Former chief of Maharashtra Anti-Terrorist Squad (ATS) K P Raghuvanshi said, “Though details about the modus operandi of the Paris terror attacks are yet to be divulged, on the basis of whatever preliminary information or reports we have received, we can say that the modus operandi mostly matches with Mumbai attacks.”
“Timing of the attack, style of combating by coming in a group, selecting multiple locations, targeting the civilians at places of gathering or iconic spots, targeting of international tourists to intimidate global communities, opening indiscriminate firing with guns and grenades were some of similarities between the attacks in the two capitals,” he added.

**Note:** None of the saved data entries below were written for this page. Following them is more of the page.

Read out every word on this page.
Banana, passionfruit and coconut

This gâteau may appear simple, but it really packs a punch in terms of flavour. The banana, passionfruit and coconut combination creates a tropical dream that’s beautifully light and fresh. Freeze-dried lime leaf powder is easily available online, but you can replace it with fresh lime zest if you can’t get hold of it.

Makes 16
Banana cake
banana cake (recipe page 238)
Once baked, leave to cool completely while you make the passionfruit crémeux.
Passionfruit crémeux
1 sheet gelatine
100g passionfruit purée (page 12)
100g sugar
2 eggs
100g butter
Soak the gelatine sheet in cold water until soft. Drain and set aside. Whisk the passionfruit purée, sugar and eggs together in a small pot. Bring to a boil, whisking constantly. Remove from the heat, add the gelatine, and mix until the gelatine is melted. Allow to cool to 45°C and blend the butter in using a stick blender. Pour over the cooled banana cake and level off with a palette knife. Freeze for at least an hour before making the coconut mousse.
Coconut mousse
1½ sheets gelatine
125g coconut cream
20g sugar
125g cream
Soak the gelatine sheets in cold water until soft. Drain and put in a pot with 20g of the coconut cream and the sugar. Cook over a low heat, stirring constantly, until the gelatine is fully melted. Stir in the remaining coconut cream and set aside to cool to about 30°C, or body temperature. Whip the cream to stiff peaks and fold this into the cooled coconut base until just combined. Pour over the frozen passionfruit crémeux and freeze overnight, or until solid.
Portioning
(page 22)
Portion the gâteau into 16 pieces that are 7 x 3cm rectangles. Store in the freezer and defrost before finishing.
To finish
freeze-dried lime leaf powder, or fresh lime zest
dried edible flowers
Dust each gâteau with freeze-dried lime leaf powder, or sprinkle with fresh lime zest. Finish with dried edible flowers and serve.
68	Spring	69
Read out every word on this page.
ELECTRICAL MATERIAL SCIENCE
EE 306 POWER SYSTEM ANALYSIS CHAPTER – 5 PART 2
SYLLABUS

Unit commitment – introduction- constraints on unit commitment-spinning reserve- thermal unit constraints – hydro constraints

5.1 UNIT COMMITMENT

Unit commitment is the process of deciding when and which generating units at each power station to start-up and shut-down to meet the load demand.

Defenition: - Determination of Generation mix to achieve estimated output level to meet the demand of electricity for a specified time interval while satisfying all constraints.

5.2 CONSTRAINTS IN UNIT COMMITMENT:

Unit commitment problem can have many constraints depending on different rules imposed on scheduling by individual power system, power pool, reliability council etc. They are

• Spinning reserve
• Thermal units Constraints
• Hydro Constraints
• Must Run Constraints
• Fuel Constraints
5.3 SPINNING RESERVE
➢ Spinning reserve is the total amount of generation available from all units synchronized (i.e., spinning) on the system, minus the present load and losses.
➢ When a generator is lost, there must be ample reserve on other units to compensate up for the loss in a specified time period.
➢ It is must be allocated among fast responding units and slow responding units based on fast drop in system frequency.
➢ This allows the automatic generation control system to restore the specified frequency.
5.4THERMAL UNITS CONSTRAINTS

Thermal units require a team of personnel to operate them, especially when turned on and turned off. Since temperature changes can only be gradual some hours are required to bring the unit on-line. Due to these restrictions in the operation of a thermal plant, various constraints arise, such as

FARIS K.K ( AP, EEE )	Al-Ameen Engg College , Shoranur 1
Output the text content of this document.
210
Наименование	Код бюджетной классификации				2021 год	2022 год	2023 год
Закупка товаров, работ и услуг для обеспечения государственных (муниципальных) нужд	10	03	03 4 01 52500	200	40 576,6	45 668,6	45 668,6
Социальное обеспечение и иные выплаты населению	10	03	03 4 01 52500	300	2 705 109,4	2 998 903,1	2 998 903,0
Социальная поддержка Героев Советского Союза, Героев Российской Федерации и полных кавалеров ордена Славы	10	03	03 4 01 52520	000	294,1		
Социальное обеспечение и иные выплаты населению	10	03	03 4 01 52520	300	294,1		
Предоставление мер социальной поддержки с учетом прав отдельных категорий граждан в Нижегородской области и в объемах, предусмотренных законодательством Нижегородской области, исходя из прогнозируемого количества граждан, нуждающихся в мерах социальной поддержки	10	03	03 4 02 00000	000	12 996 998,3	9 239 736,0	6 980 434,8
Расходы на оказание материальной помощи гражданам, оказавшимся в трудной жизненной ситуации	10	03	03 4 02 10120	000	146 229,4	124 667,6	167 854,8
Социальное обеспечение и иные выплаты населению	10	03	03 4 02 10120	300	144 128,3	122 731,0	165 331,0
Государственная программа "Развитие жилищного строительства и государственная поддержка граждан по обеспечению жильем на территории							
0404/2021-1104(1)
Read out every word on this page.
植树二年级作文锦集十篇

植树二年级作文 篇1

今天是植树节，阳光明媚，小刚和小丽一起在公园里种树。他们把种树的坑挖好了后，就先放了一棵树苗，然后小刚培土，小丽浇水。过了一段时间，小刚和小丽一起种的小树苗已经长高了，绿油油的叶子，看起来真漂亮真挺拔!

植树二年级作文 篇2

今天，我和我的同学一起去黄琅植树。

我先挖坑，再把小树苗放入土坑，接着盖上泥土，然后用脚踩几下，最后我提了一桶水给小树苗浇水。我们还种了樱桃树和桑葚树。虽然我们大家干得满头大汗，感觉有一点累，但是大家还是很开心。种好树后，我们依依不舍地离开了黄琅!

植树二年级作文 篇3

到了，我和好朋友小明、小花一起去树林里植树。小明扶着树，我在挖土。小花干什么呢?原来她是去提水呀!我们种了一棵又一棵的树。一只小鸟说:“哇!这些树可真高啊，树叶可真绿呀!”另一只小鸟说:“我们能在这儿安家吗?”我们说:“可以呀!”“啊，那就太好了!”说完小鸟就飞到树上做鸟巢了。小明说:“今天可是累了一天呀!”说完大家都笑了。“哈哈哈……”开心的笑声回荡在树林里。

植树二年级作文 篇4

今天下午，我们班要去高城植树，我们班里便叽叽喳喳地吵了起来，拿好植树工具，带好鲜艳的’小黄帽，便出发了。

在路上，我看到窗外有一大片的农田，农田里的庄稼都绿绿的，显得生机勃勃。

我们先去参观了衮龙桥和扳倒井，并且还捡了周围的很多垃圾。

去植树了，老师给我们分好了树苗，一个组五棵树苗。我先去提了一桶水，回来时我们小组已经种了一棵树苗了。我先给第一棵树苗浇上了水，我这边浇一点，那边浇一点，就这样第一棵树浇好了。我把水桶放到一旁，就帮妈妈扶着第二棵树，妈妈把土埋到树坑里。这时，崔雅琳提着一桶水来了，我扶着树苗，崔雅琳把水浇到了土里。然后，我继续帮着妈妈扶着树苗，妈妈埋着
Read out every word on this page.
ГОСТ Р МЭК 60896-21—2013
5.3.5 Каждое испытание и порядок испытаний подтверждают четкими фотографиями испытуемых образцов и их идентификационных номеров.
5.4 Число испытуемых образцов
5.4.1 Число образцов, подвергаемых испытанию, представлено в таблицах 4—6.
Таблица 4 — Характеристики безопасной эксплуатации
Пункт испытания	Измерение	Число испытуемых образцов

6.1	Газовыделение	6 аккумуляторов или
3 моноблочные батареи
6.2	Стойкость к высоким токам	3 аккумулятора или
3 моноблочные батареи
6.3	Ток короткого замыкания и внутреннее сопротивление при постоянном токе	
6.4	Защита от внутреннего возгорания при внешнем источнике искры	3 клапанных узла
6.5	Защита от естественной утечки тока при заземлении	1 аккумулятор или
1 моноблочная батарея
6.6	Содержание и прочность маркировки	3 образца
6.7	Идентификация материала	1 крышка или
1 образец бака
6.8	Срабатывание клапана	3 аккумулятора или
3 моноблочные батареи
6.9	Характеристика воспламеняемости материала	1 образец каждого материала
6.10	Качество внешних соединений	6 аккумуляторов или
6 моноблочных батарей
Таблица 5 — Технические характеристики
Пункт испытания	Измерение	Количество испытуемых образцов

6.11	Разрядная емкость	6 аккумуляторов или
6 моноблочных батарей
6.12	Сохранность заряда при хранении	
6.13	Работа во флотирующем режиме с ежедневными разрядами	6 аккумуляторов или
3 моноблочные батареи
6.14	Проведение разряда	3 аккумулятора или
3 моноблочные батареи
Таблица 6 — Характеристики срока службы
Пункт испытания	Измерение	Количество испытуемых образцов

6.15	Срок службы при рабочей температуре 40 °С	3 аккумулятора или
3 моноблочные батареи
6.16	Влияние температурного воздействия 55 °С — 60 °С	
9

Raghuvanshi, who was the chief of ATS which handled the investigation of 26/11 attacks, however, said that the one of the differences was that in France, the attackers came as suicide bombers.
Ten members of Lashkar-e-Taiba (LeT), a Pakistan-based militant organisation, had carried out a series of 12 coordinated attacks lasting four days across Mumbai in November 2008, killing 164 people and injuring over 300.
Vinita Kamte, the wife of Additional Commissioner of Police Ashok Kamte who lost his life fighting the terrorists in Mumbai in 2008, said the members of ISIS, that has claimed responsibility for the attacks, should understand that instead of spreading their religion they are bringing a bad name to the followers of Islam who believe in non-violence.
“I am shocked at the magnitude of the Paris attacks. It is all the more concerning that such kind of attacks are happening in a western country that has some of the best security measures in place. Incidents like these, where innocent, unarmed people are killed, only make one wonder when will all this end,” she said.
“You cannot spread your religion like this. On the contrary, these people are only causing harm because people who follow the religion but believe in non-violence also get labelled then,” she said.
Terming both the attacks as the results of failure of “generic intelligence” or “actionable intelligence”, Brigadier (Rtd) Hemant Mahajan, a member of Forum for Integrated National Security, an NGO presenting blueprint of country’s security, said, “If we talk about the disparities then we find that in Mumbai terrorists had entered the city via coastal route, while in Paris they entered by intermingling with locals.”
39-year-old Shamim Shaikh, who lost six of his kin on the night of November 26, 2008, says the Paris attack has only brought back memories of fear and the pain that his other family members had to go through.
“There was a strange atmosphere that night. We were to go to our native place then, but, as soon as we entered the station, we saw that people were running helter-skelter. Till the time we understood what was happening, six persons from my family were already dead,” he said.